In our online world, the tension between people trying to press for reform and those policing their discourse from positions of power (and the trolls in between) creates a toxic brew of these horsemen. 

Generally, people are aware when they’re acting like children or trolls, but they do so anyway because they fundamentally want to feel heard and believe those behaviors are necessary to do so. A decent approach doesn’t necessarily provide agreement or emotional concession but it does seek to accurately understand what someone believes and why, which allows disagreement to target the real issues.

Applied Decency

Decency starts with the individual. When we believe everyone else on a platform is without, we too often give ourselves permission to sink to that level. There is an element of pluralistic ignorance which occurs when everyone else is operating like children – you may believe that’s just how people are, despite holding a different belief yourself. 

When people hold a dissenting belief silent until they believe they’re in the majority, it can create the illusion of majority consensus around what is actually a minority belief.  This is how dangerous beliefs spread so effectively in environments with quiet or missing decency.  Falsehoods breed through repetition and the silence of their critics – the more people hear it, the more likely they are to believe it’s true, regardless of how harmful it is.  It’s called the “illusory truth effect”.

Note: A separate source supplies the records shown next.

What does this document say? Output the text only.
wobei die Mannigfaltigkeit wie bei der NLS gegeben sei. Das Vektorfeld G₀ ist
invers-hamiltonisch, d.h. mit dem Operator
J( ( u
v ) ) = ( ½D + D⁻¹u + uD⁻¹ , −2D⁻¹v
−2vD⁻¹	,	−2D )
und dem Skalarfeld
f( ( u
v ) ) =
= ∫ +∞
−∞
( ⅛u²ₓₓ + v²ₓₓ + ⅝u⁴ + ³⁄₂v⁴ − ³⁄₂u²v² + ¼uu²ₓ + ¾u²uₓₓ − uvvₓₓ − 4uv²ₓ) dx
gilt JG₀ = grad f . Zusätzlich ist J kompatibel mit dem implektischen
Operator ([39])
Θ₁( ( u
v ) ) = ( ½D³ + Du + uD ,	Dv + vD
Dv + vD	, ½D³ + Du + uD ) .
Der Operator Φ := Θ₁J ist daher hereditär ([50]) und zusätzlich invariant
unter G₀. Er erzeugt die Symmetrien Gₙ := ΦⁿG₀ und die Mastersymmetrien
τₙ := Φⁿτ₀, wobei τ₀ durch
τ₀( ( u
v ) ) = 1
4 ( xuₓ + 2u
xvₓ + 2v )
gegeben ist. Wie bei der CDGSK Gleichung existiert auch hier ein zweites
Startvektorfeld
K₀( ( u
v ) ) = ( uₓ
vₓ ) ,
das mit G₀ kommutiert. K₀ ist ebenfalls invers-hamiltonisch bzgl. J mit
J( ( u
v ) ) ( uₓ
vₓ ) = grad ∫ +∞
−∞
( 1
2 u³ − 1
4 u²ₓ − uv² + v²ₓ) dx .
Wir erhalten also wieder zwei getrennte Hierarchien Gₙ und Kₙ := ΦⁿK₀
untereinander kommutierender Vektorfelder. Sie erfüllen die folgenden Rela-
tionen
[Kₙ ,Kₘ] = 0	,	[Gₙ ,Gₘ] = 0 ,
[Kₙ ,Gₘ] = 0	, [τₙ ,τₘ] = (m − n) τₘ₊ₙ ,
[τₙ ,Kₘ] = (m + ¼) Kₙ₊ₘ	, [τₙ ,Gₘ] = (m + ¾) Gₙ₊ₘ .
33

So it’s not enough just to be quietly decent, it’s imperative to speak and operate publicly with decency as well in order to provide air cover for others to do the same and to inoculate the discourse against harmful practices. This takes courage. 

Luckily, decency is internally consistent. If you practice consistent standards and truth-seeking in public debate, you improve your own ability to use these skills to support your independent decision-making. This makes you less susceptible to misinformation, groupthink and emotional reasoning. You become harder to manipulate, less reactive, and more capable of holding complexity. 

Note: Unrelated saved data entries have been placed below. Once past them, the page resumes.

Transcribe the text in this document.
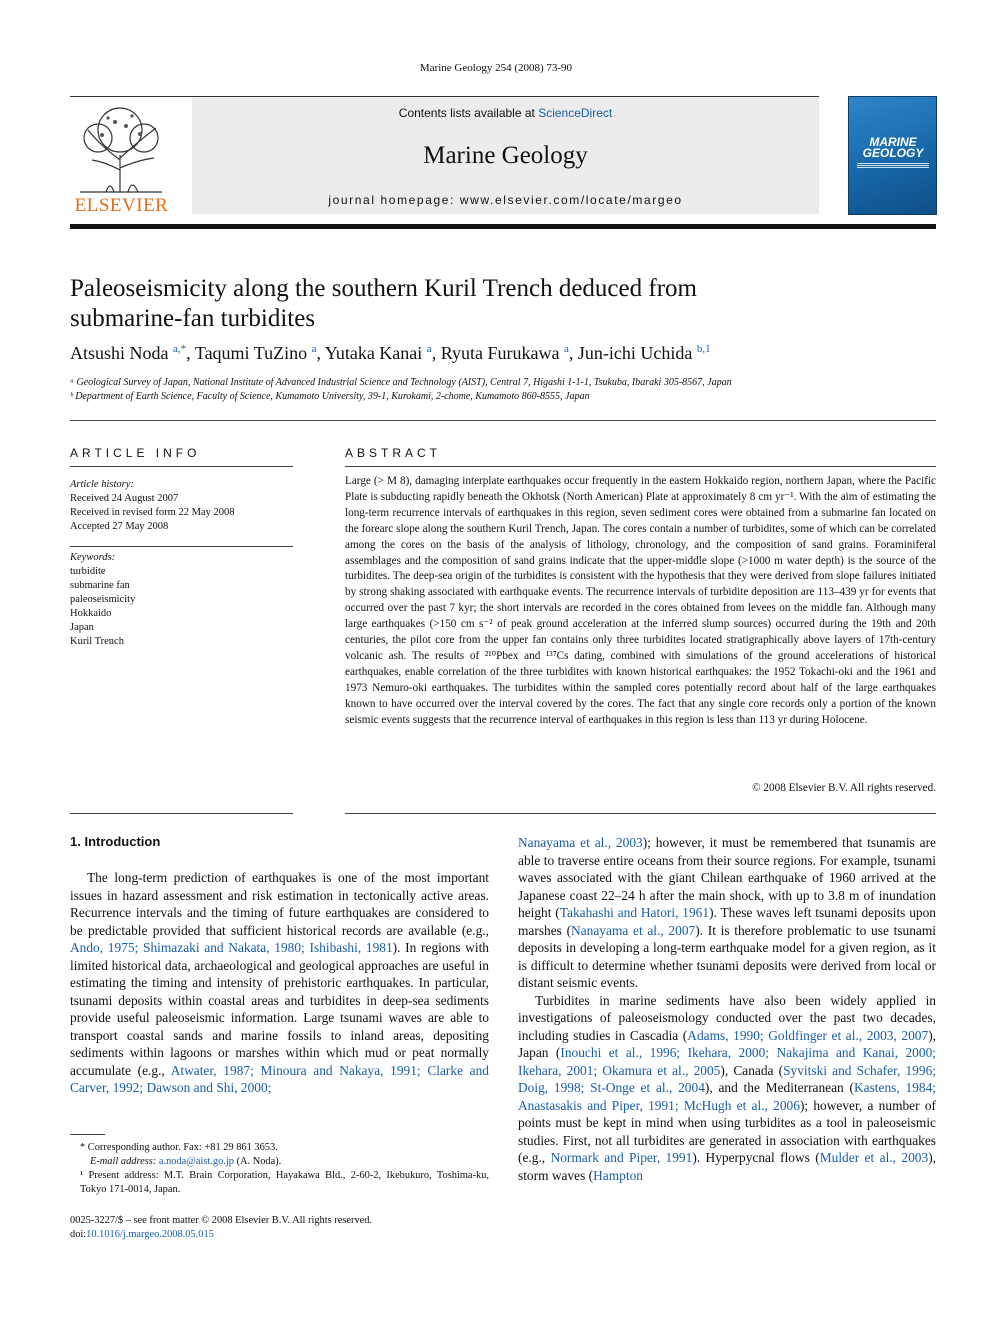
Marine Geology 254 (2008) 73-90
ELSEVIER
Contents lists available at ScienceDirect
Marine Geology
journal homepage: www.elsevier.com/locate/margeo
MARINE GEOLOGY
Paleoseismicity along the southern Kuril Trench deduced from submarine-fan turbidites
Atsushi Noda $^{a,*}$, Taqumi TuZino $^a$, Yutaka Kanai $^a$, Ryuta Furukawa $^a$, Jun-ichi Uchida $^{b,1}$
ᵃ Geological Survey of Japan, National Institute of Advanced Industrial Science and Technology (AIST), Central 7, Higashi 1-1-1, Tsukuba, Ibaraki 305-8567, Japan
ᵇ Department of Earth Science, Faculty of Science, Kumamoto University, 39-1, Kurokami, 2-chome, Kumamoto 860-8555, Japan
ARTICLE INFO
Article history:
Received 24 August 2007
Received in revised form 22 May 2008
Accepted 27 May 2008
Keywords:
turbidite
submarine fan
paleoseismicity
Hokkaido
Japan
Kuril Trench
ABSTRACT
Large (> M 8), damaging interplate earthquakes occur frequently in the eastern Hokkaido region, northern Japan, where the Pacific Plate is subducting rapidly beneath the Okhotsk (North American) Plate at approximately 8 cm yr⁻¹. With the aim of estimating the long-term recurrence intervals of earthquakes in this region, seven sediment cores were obtained from a submarine fan located on the forearc slope along the southern Kuril Trench, Japan. The cores contain a number of turbidites, some of which can be correlated among the cores on the basis of the analysis of lithology, chronology, and the composition of sand grains. Foraminiferal assemblages and the composition of sand grains indicate that the upper-middle slope (>1000 m water depth) is the source of the turbidites. The deep-sea origin of the turbidites is consistent with the hypothesis that they were derived from slope failures initiated by strong shaking associated with earthquake events. The recurrence intervals of turbidite deposition are 113–439 yr for events that occurred over the past 7 kyr; the short intervals are recorded in the cores obtained from levees on the middle fan. Although many large earthquakes (>150 cm s⁻² of peak ground acceleration at the inferred slump sources) occurred during the 19th and 20th centuries, the pilot core from the upper fan contains only three turbidites located stratigraphically above layers of 17th-century volcanic ash. The results of ²¹⁰Pbex and ¹³⁷Cs dating, combined with simulations of the ground accelerations of historical earthquakes, enable correlation of the three turbidites with known historical earthquakes: the 1952 Tokachi-oki and the 1961 and 1973 Nemuro-oki earthquakes. The turbidites within the sampled cores potentially record about half of the large earthquakes known to have occurred over the interval covered by the cores. The fact that any single core records only a portion of the known seismic events suggests that the recurrence interval of earthquakes in this region is less than 113 yr during Holocene.
© 2008 Elsevier B.V. All rights reserved.
1. Introduction

The long-term prediction of earthquakes is one of the most important issues in hazard assessment and risk estimation in tectonically active areas. Recurrence intervals and the timing of future earthquakes are considered to be predictable provided that sufficient historical records are available (e.g., Ando, 1975; Shimazaki and Nakata, 1980; Ishibashi, 1981). In regions with limited historical data, archaeological and geological approaches are useful in estimating the timing and intensity of prehistoric earthquakes. In particular, tsunami deposits within coastal areas and turbidites in deep-sea sediments provide useful paleoseismic information. Large tsunami waves are able to transport coastal sands and marine fossils to inland areas, depositing sediments within lagoons or marshes within which mud or peat normally accumulate (e.g., Atwater, 1987; Minoura and Nakaya, 1991; Clarke and Carver, 1992; Dawson and Shi, 2000;

Nanayama et al., 2003); however, it must be remembered that tsunamis are able to traverse entire oceans from their source regions. For example, tsunami waves associated with the giant Chilean earthquake of 1960 arrived at the Japanese coast 22–24 h after the main shock, with up to 3.8 m of inundation height (Takahashi and Hatori, 1961). These waves left tsunami deposits upon marshes (Nanayama et al., 2007). It is therefore problematic to use tsunami deposits in developing a long-term earthquake model for a given region, as it is difficult to determine whether tsunami deposits were derived from local or distant seismic events.

Turbidites in marine sediments have also been widely applied in investigations of paleoseismology conducted over the past two decades, including studies in Cascadia (Adams, 1990; Goldfinger et al., 2003, 2007), Japan (Inouchi et al., 1996; Ikehara, 2000; Nakajima and Kanai, 2000; Ikehara, 2001; Okamura et al., 2005), Canada (Syvitski and Schafer, 1996; Doig, 1998; St-Onge et al., 2004), and the Mediterranean (Kastens, 1984; Anastasakis and Piper, 1991; McHugh et al., 2006); however, a number of points must be kept in mind when using turbidites as a tool in paleoseismic studies. First, not all turbidites are generated in association with earthquakes (e.g., Normark and Piper, 1991). Hyperpycnal flows (Mulder et al., 2003), storm waves (Hampton

* Corresponding author. Fax: +81 29 861 3653.
E-mail address: a.noda@aist.go.jp (A. Noda).
¹ Present address: M.T. Brain Corporation, Hayakawa Bld., 2-60-2, Ikebukuro, Toshima-ku, Tokyo 171-0014, Japan.
0025-3227/$ – see front matter © 2008 Elsevier B.V. All rights reserved.
doi:10.1016/j.margeo.2008.05.015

This is why decency often correlates with clarity. Not because decent people are smarter, but because they’ve removed incentives to lie to themselves.

A Decency Code

In writing this, I wanted to understand when it is important to speak up and how. I realized that the common thread between the people who disappoint me and those who have my admiration for their conduct is the lack or presence of decency in their actions and discourse.  

It was helpful to distill this into simple practices that disarm the 4 horsemen:

  1. Hold one standard for both sides and acknowledge tradeoffs (disarm Whataboutism)
  2. Steel-man before criticizing (disarm Strawmanning)
  3. Attack ideas, not identities (disarm Moral Grandstanding)
  4. Aim for truth, not victory (disarm Motivated Reasoning)

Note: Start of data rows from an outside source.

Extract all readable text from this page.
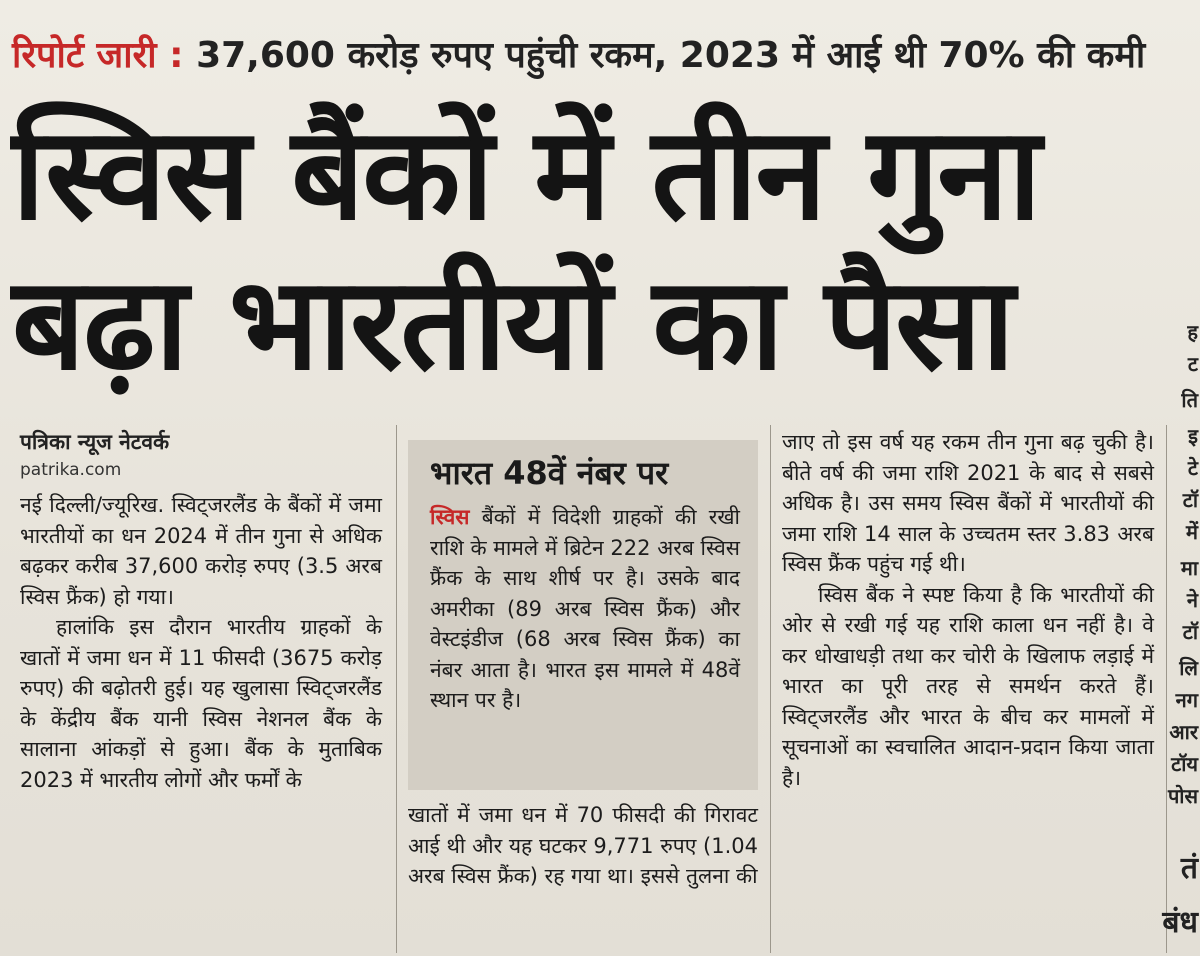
रिपोर्ट जारी : 37,600 करोड़ रुपए पहुंची रकम, 2023 में आई थी 70% की कमी
स्विस बैंकों में तीन गुना
बढ़ा भारतीयों का पैसा
पत्रिका न्यूज नेटवर्क
patrika.com

नई दिल्ली/ज्यूरिख. स्विट्जरलैंड के बैंकों में जमा भारतीयों का धन 2024 में तीन गुना से अधिक बढ़कर करीब 37,600 करोड़ रुपए (3.5 अरब स्विस फ्रैंक) हो गया।

हालांकि इस दौरान भारतीय ग्राहकों के खातों में जमा धन में 11 फीसदी (3675 करोड़ रुपए) की बढ़ोतरी हुई। यह खुलासा स्विट्जरलैंड के केंद्रीय बैंक यानी स्विस नेशनल बैंक के सालाना आंकड़ों से हुआ। बैंक के मुताबिक 2023 में भारतीय लोगों और फर्मों के

भारत 48वें नंबर पर
स्विस बैंकों में विदेशी ग्राहकों की रखी राशि के मामले में ब्रिटेन 222 अरब स्विस फ्रैंक के साथ शीर्ष पर है। उसके बाद अमरीका (89 अरब स्विस फ्रैंक) और वेस्टइंडीज (68 अरब स्विस फ्रैंक) का नंबर आता है। भारत इस मामले में 48वें स्थान पर है।

खातों में जमा धन में 70 फीसदी की गिरावट आई थी और यह घटकर 9,771 रुपए (1.04 अरब स्विस फ्रैंक) रह गया था। इससे तुलना की

जाए तो इस वर्ष यह रकम तीन गुना बढ़ चुकी है। बीते वर्ष की जमा राशि 2021 के बाद से सबसे अधिक है। उस समय स्विस बैंकों में भारतीयों की जमा राशि 14 साल के उच्चतम स्तर 3.83 अरब स्विस फ्रैंक पहुंच गई थी।

स्विस बैंक ने स्पष्ट किया है कि भारतीयों की ओर से रखी गई यह राशि काला धन नहीं है। वे कर धोखाधड़ी तथा कर चोरी के खिलाफ लड़ाई में भारत का पूरी तरह से समर्थन करते हैं। स्विट्जरलैंड और भारत के बीच कर मामलों में सूचनाओं का स्वचालित आदान-प्रदान किया जाता है।

ह
ट
ति
इ
टे
टॉ
में
मा
ने
टॉ
लि
नग
आर
टॉय
पोस
तं
बंध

With this in mind, it’s much more clear how to call out bad behavior in our political and social environments and how to model the right behavior.

Conclusion

Many people think the core problem these days is polarization, but it’s really that our culture has stopped rewarding epistemic discipline (truth seeking). When discourse collapses into status warfare, truth becomes structurally inaccessible.  

Platforms optimize for engagement, movements for loyalty and media for narrative.  In that environment, having decency, which is really just a bundle of norms that protect good-faith understanding and reasoning, feels uncomfortably naked but it elevates you above bottom-feeding dynamics and signals to others that there is hope.

A call for decency is a practical reality, not sentimentality for “more civil times.”  Decency won’t save politics, but without it politics is broken because the environment won’t recognize good arguments, data or intentions and thus cannot self correct.

Most importantly, decency starts with the individual. Despite the chaotic, emotional and frequently unjust world we live in, it’s necessary to practice it.